Sitting here, safe from winter’s ravaging, I feel inspired. The nape of my neck, stimulated, tickles my mind; telling me to think bigger: about more than whatever is. Traveling now, words pour out on paper as that inspired feeling invades my hand and fingers, moving into the pen which is my mind’s extension. I want to be inspired. Am I…inspired?
My thoughts, wandering, re-search that feeling of inspiration, concentrating on what is important to say. Are the feelings sufficient? Do they guide this pen? Do they arrange the contrast of blue-black upon white into the realm of the nearly profound?
Reading now what I have just written, I battle to regain the upper hand upon my self. The nape of my neck stretching, seeking; do what you do! Inspire me, stimulate me, drive me to say what you feel, what I must. Ah-h-h, so good!
To see the white of page slowly filling, abandons the editorial self. No longer must I read what I have written, it completes itself. Do I say anything? Is anything said through me?
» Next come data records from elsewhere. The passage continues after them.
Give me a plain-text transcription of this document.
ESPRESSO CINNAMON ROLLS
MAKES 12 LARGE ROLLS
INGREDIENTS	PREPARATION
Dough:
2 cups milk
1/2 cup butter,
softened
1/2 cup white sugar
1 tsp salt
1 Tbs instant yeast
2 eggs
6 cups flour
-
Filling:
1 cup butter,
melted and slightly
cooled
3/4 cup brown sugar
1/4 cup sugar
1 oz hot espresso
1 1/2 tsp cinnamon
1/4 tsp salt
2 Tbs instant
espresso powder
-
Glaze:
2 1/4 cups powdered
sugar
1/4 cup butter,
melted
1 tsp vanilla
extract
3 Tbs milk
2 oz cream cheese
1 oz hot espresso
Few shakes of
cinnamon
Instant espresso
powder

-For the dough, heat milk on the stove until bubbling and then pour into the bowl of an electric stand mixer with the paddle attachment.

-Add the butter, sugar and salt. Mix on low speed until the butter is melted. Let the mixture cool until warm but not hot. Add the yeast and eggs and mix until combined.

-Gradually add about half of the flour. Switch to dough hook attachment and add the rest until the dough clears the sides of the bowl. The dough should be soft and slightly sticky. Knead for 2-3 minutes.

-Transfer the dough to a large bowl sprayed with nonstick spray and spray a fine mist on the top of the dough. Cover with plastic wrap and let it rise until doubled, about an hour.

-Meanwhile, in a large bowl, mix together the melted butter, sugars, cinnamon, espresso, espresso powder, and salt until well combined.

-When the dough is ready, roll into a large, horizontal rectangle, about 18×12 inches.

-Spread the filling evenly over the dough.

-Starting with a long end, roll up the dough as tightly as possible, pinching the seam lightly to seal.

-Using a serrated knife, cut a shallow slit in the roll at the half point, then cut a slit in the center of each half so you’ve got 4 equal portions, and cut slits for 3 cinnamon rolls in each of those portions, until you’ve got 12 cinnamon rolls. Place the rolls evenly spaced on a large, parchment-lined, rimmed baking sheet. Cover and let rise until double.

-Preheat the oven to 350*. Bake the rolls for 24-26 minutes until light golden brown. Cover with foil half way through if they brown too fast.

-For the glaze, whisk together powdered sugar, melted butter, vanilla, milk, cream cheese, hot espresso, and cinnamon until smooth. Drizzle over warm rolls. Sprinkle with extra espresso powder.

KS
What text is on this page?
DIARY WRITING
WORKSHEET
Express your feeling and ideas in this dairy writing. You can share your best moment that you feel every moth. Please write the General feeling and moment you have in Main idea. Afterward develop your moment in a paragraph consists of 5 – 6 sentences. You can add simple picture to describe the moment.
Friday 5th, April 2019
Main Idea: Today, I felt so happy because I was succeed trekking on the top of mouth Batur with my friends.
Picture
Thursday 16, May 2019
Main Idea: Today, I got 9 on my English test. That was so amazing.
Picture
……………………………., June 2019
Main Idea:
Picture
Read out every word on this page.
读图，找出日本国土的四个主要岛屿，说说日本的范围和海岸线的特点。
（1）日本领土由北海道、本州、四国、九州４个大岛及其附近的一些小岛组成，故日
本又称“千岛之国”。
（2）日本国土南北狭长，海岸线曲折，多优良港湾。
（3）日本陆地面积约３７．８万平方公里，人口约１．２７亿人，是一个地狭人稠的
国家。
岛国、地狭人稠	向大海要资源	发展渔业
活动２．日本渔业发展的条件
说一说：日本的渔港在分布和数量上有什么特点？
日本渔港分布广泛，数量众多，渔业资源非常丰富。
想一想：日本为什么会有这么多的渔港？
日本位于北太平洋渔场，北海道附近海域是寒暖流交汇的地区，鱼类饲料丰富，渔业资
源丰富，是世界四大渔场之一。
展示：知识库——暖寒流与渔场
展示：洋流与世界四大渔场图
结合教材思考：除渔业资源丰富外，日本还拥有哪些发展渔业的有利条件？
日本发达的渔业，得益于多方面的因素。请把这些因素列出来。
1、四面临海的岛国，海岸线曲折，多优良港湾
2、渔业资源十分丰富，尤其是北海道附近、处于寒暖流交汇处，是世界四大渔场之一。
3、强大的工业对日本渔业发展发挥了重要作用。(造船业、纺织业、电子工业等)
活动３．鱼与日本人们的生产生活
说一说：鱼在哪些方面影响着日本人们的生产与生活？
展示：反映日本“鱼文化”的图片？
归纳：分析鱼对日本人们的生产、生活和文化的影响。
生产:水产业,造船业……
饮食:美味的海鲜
Where are you, inspiration? Where do you lurk, popping out when I summon you, upon occasion? Writing!? I can write. Words upon words; sentences, paragraphs (the page is filling fast).
But what is there to say, which I have not said before? Am I merely arranging or organizing words? Am I still, was I ever, truly inspired? Do I need to think that I am inspired?
Does the dialogue between what is and might be, help cause me to jump to heights not tried? Yes? Yes. I attempt to reconcentrate the feelings, which are used to refocus the thoughts, translated into writing.
Have I written enough, too much? Does it say anything which seems truly inspired?
Worn. Exhausted. Exhilarated still. Inspired to be inspired.